UYGUR HABER VE ARAŞTIRMA MERKEZİ (UYHAM)
Kendisi Doğu Türkistan asıllı bir Uygur akademisyen ve Türkiye’de yaşayan Uygur toplumunun kanaat önderlerinden Prof. Abdulresit Celil Karluk Çin işgalindeki ülkesi Doğu Türkistan’daki mevcut durum hakkında konuştu. Çin’in 2017 yılından başlayarak ülke genelinde açtığı yüzlerce Çin tipi Nazi Toplama kamplarında milyonlarca Uygur,Kazak ve diğer Müslüman Türk halklarını haksız ve hukuksuz olarak hapsettiği açıkladı. Çinli işgalcilerin bu bu uygulamasının esas amacının Doğu Türkistan halkının okumuş aydınları kanaat önderleri, bilim insanları sanatçılar,şair-yazan ve sprocular ile toplumun saygı ve sevgisini kazanmış ve öne çıkmış şahsiyetlerini bu kampların insan sağlığına elverişsiz ortamında yavaş yavaş çürüterek öldürmek olduğunu bildirdi. Prof.Karluk ÇKP yönetiminin Doğu Türkistan’daki tüm Müslüman Türk azınlıkları toptan soykırım politikası ile imha etmek olduğuunu de açıkladı.
Ailemden Haber Alamıyorum
Raportajinda Doğu Türkistan’da yaşayan Ailesinin durumunu de anlatan Karluk, Mart 2017’den beri onlardan tamamen koparıldığını söyledi.Karluk, “Çin’in övündüğü Huawei teknolojisi çağında, Çin’in elinde rehin 90 yaşındaki annemin sesini 1.400 gündur,duyamıyorum.Çünkü.telefon.internet başta tüm iletişim araçlarıni Çin yönetimi Uygurlara yasaklamış ve engellemiş durumda.”çarpıcı sözler ile bu ülkedeki mevcut trajik durumu özetliyor.

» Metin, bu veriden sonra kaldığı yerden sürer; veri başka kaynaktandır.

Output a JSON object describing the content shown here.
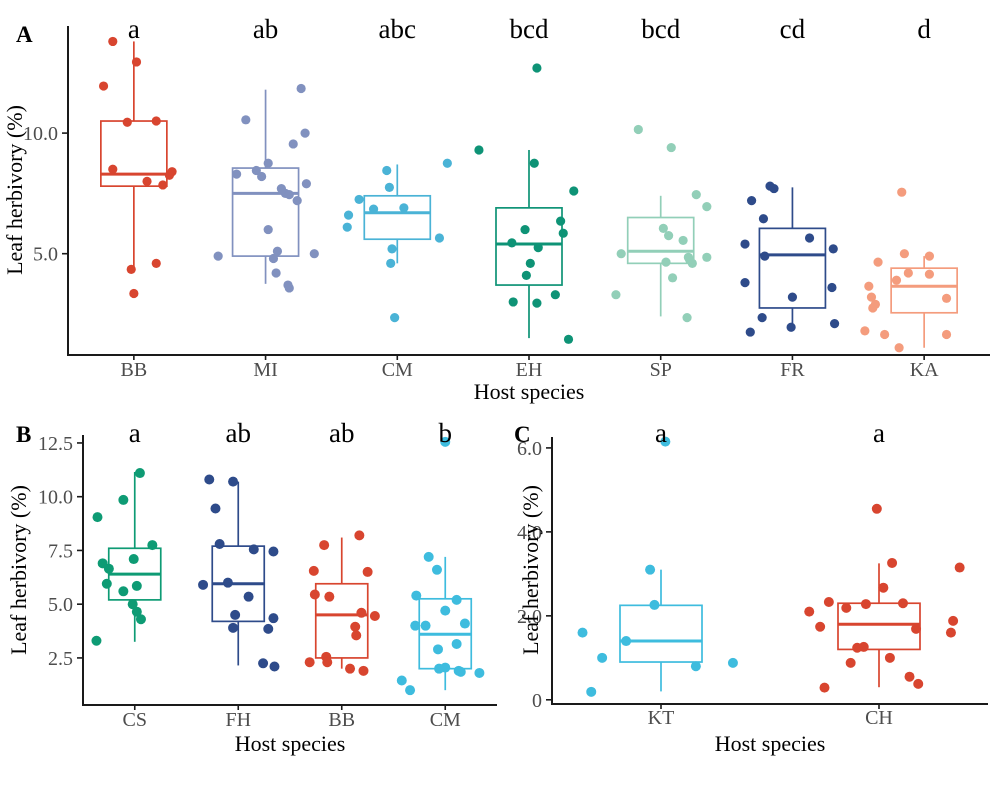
{
  "figure": {
    "background": "#ffffff",
    "axis_color": "#1a1a1a",
    "tick_text_color": "#4d4d4d",
    "title_text_color": "#000000"
  },
  "chart_data": [
    {
      "type": "boxplot",
      "panel": "A",
      "xlabel": "Host species",
      "ylabel": "Leaf herbivory (%)",
      "ylim": [
        0.8,
        14.44
      ],
      "yticks": [
        {
          "v": 10,
          "label": "10.0"
        },
        {
          "v": 5,
          "label": "5.0"
        }
      ],
      "groups": [
        {
          "name": "BB",
          "letter": "a",
          "color": "#D8452F",
          "box": {
            "low": 4.4,
            "q1": 7.8,
            "median": 8.3,
            "q3": 10.5,
            "high": 13.8
          },
          "points": [
            [
              -0.16,
              13.8
            ],
            [
              0.02,
              12.95
            ],
            [
              -0.23,
              11.95
            ],
            [
              -0.05,
              10.45
            ],
            [
              0.17,
              10.5
            ],
            [
              -0.16,
              8.5
            ],
            [
              0.29,
              8.4
            ],
            [
              0.27,
              8.25
            ],
            [
              0.1,
              8.0
            ],
            [
              0.22,
              7.85
            ],
            [
              0.17,
              4.6
            ],
            [
              -0.02,
              4.35
            ],
            [
              0.0,
              3.35
            ]
          ]
        },
        {
          "name": "MI",
          "letter": "ab",
          "color": "#8191BF",
          "box": {
            "low": 3.75,
            "q1": 4.9,
            "median": 7.5,
            "q3": 8.55,
            "high": 11.8
          },
          "points": [
            [
              0.27,
              11.85
            ],
            [
              -0.15,
              10.55
            ],
            [
              0.3,
              10.0
            ],
            [
              0.21,
              9.55
            ],
            [
              0.02,
              8.75
            ],
            [
              -0.22,
              8.3
            ],
            [
              -0.07,
              8.45
            ],
            [
              -0.03,
              8.2
            ],
            [
              0.31,
              7.9
            ],
            [
              0.12,
              7.7
            ],
            [
              0.15,
              7.5
            ],
            [
              0.18,
              7.45
            ],
            [
              0.24,
              7.2
            ],
            [
              0.02,
              6.0
            ],
            [
              0.09,
              5.1
            ],
            [
              0.37,
              5.0
            ],
            [
              -0.36,
              4.9
            ],
            [
              0.06,
              4.8
            ],
            [
              0.08,
              4.2
            ],
            [
              0.17,
              3.7
            ],
            [
              0.18,
              3.58
            ]
          ]
        },
        {
          "name": "CM",
          "letter": "abc",
          "color": "#4AB3D6",
          "box": {
            "low": 4.6,
            "q1": 5.6,
            "median": 6.7,
            "q3": 7.4,
            "high": 8.7
          },
          "points": [
            [
              0.38,
              8.75
            ],
            [
              -0.08,
              8.45
            ],
            [
              -0.06,
              7.75
            ],
            [
              -0.29,
              7.25
            ],
            [
              0.05,
              6.9
            ],
            [
              -0.18,
              6.85
            ],
            [
              -0.37,
              6.6
            ],
            [
              -0.38,
              6.1
            ],
            [
              0.32,
              5.65
            ],
            [
              -0.04,
              5.2
            ],
            [
              -0.05,
              4.6
            ],
            [
              -0.02,
              2.35
            ]
          ]
        },
        {
          "name": "EH",
          "letter": "bcd",
          "color": "#0E9376",
          "box": {
            "low": 1.5,
            "q1": 3.7,
            "median": 5.4,
            "q3": 6.9,
            "high": 9.3
          },
          "points": [
            [
              0.06,
              12.7
            ],
            [
              -0.38,
              9.3
            ],
            [
              0.04,
              8.75
            ],
            [
              0.34,
              7.6
            ],
            [
              0.24,
              6.35
            ],
            [
              -0.03,
              6.0
            ],
            [
              0.26,
              5.85
            ],
            [
              -0.13,
              5.45
            ],
            [
              0.07,
              5.25
            ],
            [
              0.01,
              4.6
            ],
            [
              -0.02,
              4.1
            ],
            [
              0.2,
              3.3
            ],
            [
              -0.12,
              3.0
            ],
            [
              0.06,
              2.95
            ],
            [
              0.3,
              1.45
            ]
          ]
        },
        {
          "name": "SP",
          "letter": "bcd",
          "color": "#92CFB8",
          "box": {
            "low": 2.4,
            "q1": 4.6,
            "median": 5.1,
            "q3": 6.5,
            "high": 7.4
          },
          "points": [
            [
              -0.17,
              10.15
            ],
            [
              0.08,
              9.4
            ],
            [
              0.27,
              7.45
            ],
            [
              0.35,
              6.95
            ],
            [
              0.02,
              6.05
            ],
            [
              0.06,
              5.75
            ],
            [
              0.17,
              5.55
            ],
            [
              -0.3,
              5.0
            ],
            [
              0.21,
              4.85
            ],
            [
              0.35,
              4.85
            ],
            [
              0.22,
              4.75
            ],
            [
              0.04,
              4.65
            ],
            [
              0.24,
              4.6
            ],
            [
              0.09,
              4.0
            ],
            [
              -0.34,
              3.3
            ],
            [
              0.2,
              2.35
            ]
          ]
        },
        {
          "name": "FR",
          "letter": "cd",
          "color": "#2E4B8A",
          "box": {
            "low": 1.9,
            "q1": 2.75,
            "median": 4.95,
            "q3": 6.05,
            "high": 7.75
          },
          "points": [
            [
              -0.17,
              7.8
            ],
            [
              -0.14,
              7.7
            ],
            [
              -0.31,
              7.2
            ],
            [
              -0.22,
              6.45
            ],
            [
              0.13,
              5.65
            ],
            [
              -0.36,
              5.4
            ],
            [
              0.31,
              5.2
            ],
            [
              -0.21,
              4.9
            ],
            [
              -0.36,
              3.8
            ],
            [
              0.3,
              3.6
            ],
            [
              0.0,
              3.2
            ],
            [
              -0.23,
              2.35
            ],
            [
              0.32,
              2.1
            ],
            [
              -0.01,
              1.95
            ],
            [
              -0.32,
              1.75
            ]
          ]
        },
        {
          "name": "KA",
          "letter": "d",
          "color": "#F49C7D",
          "box": {
            "low": 1.1,
            "q1": 2.55,
            "median": 3.65,
            "q3": 4.4,
            "high": 4.9
          },
          "points": [
            [
              -0.17,
              7.55
            ],
            [
              -0.15,
              5.0
            ],
            [
              0.04,
              4.9
            ],
            [
              -0.35,
              4.65
            ],
            [
              -0.12,
              4.2
            ],
            [
              0.04,
              4.15
            ],
            [
              -0.21,
              3.9
            ],
            [
              -0.42,
              3.65
            ],
            [
              -0.4,
              3.2
            ],
            [
              0.17,
              3.15
            ],
            [
              -0.37,
              2.9
            ],
            [
              -0.39,
              2.75
            ],
            [
              -0.45,
              1.8
            ],
            [
              -0.3,
              1.65
            ],
            [
              0.17,
              1.65
            ],
            [
              -0.19,
              1.1
            ]
          ]
        }
      ]
    },
    {
      "type": "boxplot",
      "panel": "B",
      "xlabel": "Host species",
      "ylabel": "Leaf herbivory (%)",
      "ylim": [
        0.31,
        12.87
      ],
      "yticks": [
        {
          "v": 12.5,
          "label": "12.5"
        },
        {
          "v": 10,
          "label": "10.0"
        },
        {
          "v": 7.5,
          "label": "7.5"
        },
        {
          "v": 5,
          "label": "5.0"
        },
        {
          "v": 2.5,
          "label": "2.5"
        }
      ],
      "groups": [
        {
          "name": "CS",
          "letter": "a",
          "color": "#0E9B74",
          "box": {
            "low": 3.25,
            "q1": 5.2,
            "median": 6.4,
            "q3": 7.6,
            "high": 11.15
          },
          "points": [
            [
              0.05,
              11.1
            ],
            [
              -0.11,
              9.85
            ],
            [
              -0.36,
              9.05
            ],
            [
              0.17,
              7.75
            ],
            [
              -0.01,
              7.1
            ],
            [
              -0.31,
              6.9
            ],
            [
              -0.25,
              6.65
            ],
            [
              -0.27,
              5.95
            ],
            [
              0.02,
              5.85
            ],
            [
              -0.11,
              5.6
            ],
            [
              -0.02,
              5.0
            ],
            [
              0.02,
              4.65
            ],
            [
              0.06,
              4.3
            ],
            [
              -0.37,
              3.3
            ]
          ]
        },
        {
          "name": "FH",
          "letter": "ab",
          "color": "#2E4B8A",
          "box": {
            "low": 2.15,
            "q1": 4.2,
            "median": 5.95,
            "q3": 7.7,
            "high": 10.7
          },
          "points": [
            [
              -0.28,
              10.8
            ],
            [
              -0.05,
              10.7
            ],
            [
              -0.22,
              9.45
            ],
            [
              -0.18,
              7.8
            ],
            [
              0.15,
              7.55
            ],
            [
              0.34,
              7.45
            ],
            [
              -0.1,
              6.0
            ],
            [
              -0.34,
              5.9
            ],
            [
              0.1,
              5.35
            ],
            [
              -0.03,
              4.5
            ],
            [
              0.34,
              4.35
            ],
            [
              -0.05,
              3.9
            ],
            [
              0.29,
              3.85
            ],
            [
              0.24,
              2.25
            ],
            [
              0.35,
              2.1
            ]
          ]
        },
        {
          "name": "BB",
          "letter": "ab",
          "color": "#D8452F",
          "box": {
            "low": 2.0,
            "q1": 2.5,
            "median": 4.5,
            "q3": 5.95,
            "high": 8.1
          },
          "points": [
            [
              0.17,
              8.2
            ],
            [
              -0.17,
              7.75
            ],
            [
              -0.27,
              6.55
            ],
            [
              0.25,
              6.5
            ],
            [
              -0.26,
              5.45
            ],
            [
              -0.12,
              5.35
            ],
            [
              0.19,
              4.6
            ],
            [
              0.32,
              4.45
            ],
            [
              0.13,
              3.95
            ],
            [
              0.14,
              3.55
            ],
            [
              -0.15,
              2.55
            ],
            [
              -0.14,
              2.3
            ],
            [
              -0.31,
              2.3
            ],
            [
              0.08,
              2.0
            ],
            [
              0.21,
              1.9
            ]
          ]
        },
        {
          "name": "CM",
          "letter": "b",
          "color": "#3EBCDE",
          "box": {
            "low": 1.0,
            "q1": 2.0,
            "median": 3.6,
            "q3": 5.25,
            "high": 7.2
          },
          "points": [
            [
              0.0,
              12.55
            ],
            [
              -0.16,
              7.2
            ],
            [
              -0.08,
              6.6
            ],
            [
              -0.28,
              5.4
            ],
            [
              0.11,
              5.2
            ],
            [
              0.0,
              4.7
            ],
            [
              0.19,
              4.1
            ],
            [
              -0.29,
              4.0
            ],
            [
              -0.19,
              4.0
            ],
            [
              0.11,
              3.15
            ],
            [
              -0.07,
              2.9
            ],
            [
              0.0,
              2.05
            ],
            [
              -0.06,
              2.0
            ],
            [
              0.13,
              1.9
            ],
            [
              0.15,
              1.85
            ],
            [
              0.33,
              1.8
            ],
            [
              -0.42,
              1.45
            ],
            [
              -0.34,
              1.0
            ]
          ]
        }
      ]
    },
    {
      "type": "boxplot",
      "panel": "C",
      "xlabel": "Host species",
      "ylabel": "Leaf herbivory (%)",
      "ylim": [
        -0.1,
        6.26
      ],
      "yticks": [
        {
          "v": 6,
          "label": "6.0"
        },
        {
          "v": 4,
          "label": "4.0"
        },
        {
          "v": 2,
          "label": "2.0"
        },
        {
          "v": 0,
          "label": "0"
        }
      ],
      "groups": [
        {
          "name": "KT",
          "letter": "a",
          "color": "#3EBCDE",
          "box": {
            "low": 0.2,
            "q1": 0.9,
            "median": 1.4,
            "q3": 2.25,
            "high": 3.1
          },
          "points": [
            [
              0.02,
              6.15
            ],
            [
              -0.05,
              3.1
            ],
            [
              -0.03,
              2.26
            ],
            [
              -0.36,
              1.6
            ],
            [
              -0.16,
              1.4
            ],
            [
              -0.27,
              1.0
            ],
            [
              0.33,
              0.88
            ],
            [
              0.16,
              0.8
            ],
            [
              -0.32,
              0.19
            ]
          ]
        },
        {
          "name": "CH",
          "letter": "a",
          "color": "#D8452F",
          "box": {
            "low": 0.3,
            "q1": 1.2,
            "median": 1.8,
            "q3": 2.3,
            "high": 3.25
          },
          "points": [
            [
              -0.01,
              4.55
            ],
            [
              0.06,
              3.26
            ],
            [
              0.37,
              3.15
            ],
            [
              0.02,
              2.67
            ],
            [
              -0.23,
              2.33
            ],
            [
              0.11,
              2.3
            ],
            [
              -0.06,
              2.28
            ],
            [
              -0.15,
              2.19
            ],
            [
              -0.32,
              2.1
            ],
            [
              0.34,
              1.88
            ],
            [
              -0.27,
              1.74
            ],
            [
              0.17,
              1.69
            ],
            [
              0.33,
              1.6
            ],
            [
              -0.07,
              1.26
            ],
            [
              -0.1,
              1.24
            ],
            [
              0.05,
              1.0
            ],
            [
              -0.13,
              0.88
            ],
            [
              0.14,
              0.55
            ],
            [
              0.18,
              0.38
            ],
            [
              -0.25,
              0.29
            ]
          ]
        }
      ]
    }
  ]
}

Prof.Karluk sözlerini şöyle sürdürüyor : “Aslında ailemle olan bu kopukluk bana özgü bir durum değil. Çin’in Doğu Türkistan bölgesinde Nazi tarzı toplama kampları başlatmasının ardından milyonlarca Uygur Türkü diasporadaki akrabalarıyla iletişimini tamamen kaybetti. Daha sonraki dönemde ise, Çinli işgalcılar yurtdışında akrabaları olanların tamamını suçlu ilan ederek Çin tipi Nazi toplama kamplarına ucu açık olarak hapsetti. Benim de bir erkek kardeşimi 2017’de göz altına alarak Çin toplama kampına hapsetti. Çinli işgalcıler Kardeşime kampta ağır baskı ve işkenceler uyguladığı için çok ağır derecede hastalandı ve sakat kaldı. Kardeşimin tedavi yükünden kurtulmak için Çin yönetimi onu 2018’de ailesine bu sakat halı ile teslim etti. Şu anda genç yaşında olan kardeşim felçli ve bakıma muhtaç durumda.
“Daha sonra, Ankara’daki Çin Büyükelçiliği tarafından diğer bir kardeşimin de bu Toplama kamplarından birine hapsedildiğine dair teyit haberini aldım. Kardeşlerimin hapse atılması veya Toplama kamplarına kapatılmasına gerekçe olabilecek iddia veya suçlamalar hakkında hiçbir bilgim yok.”
Prof. Karluk, Çin Büyükelçiliği’ne ailesinin, özellikle de annesinin durumuyla ilgili birçok mektup yazdığını belirterek ” Çin Büyükelçiliği, Sorularıma cevap vermediler. Ancak Ankara’da çalıştığım Üniversite Rektörlüğü aracılığıyla bana dolaylı olarak mektup gönderdiler. Görünüşe göre büyükelçilik personeli, Çin’in eski diplomatik ritüelleri ve görgü kuralları olmasına rağmen Türkiye’deki Uygurlara karşı uygun ve insani bir şekilde davranmamaktadır.Bu durum ise Ülkesinin imajını zedeleyecek ,tepeden bakan ikircikli çok kibirli davranış olduğu açıktır.” dedi.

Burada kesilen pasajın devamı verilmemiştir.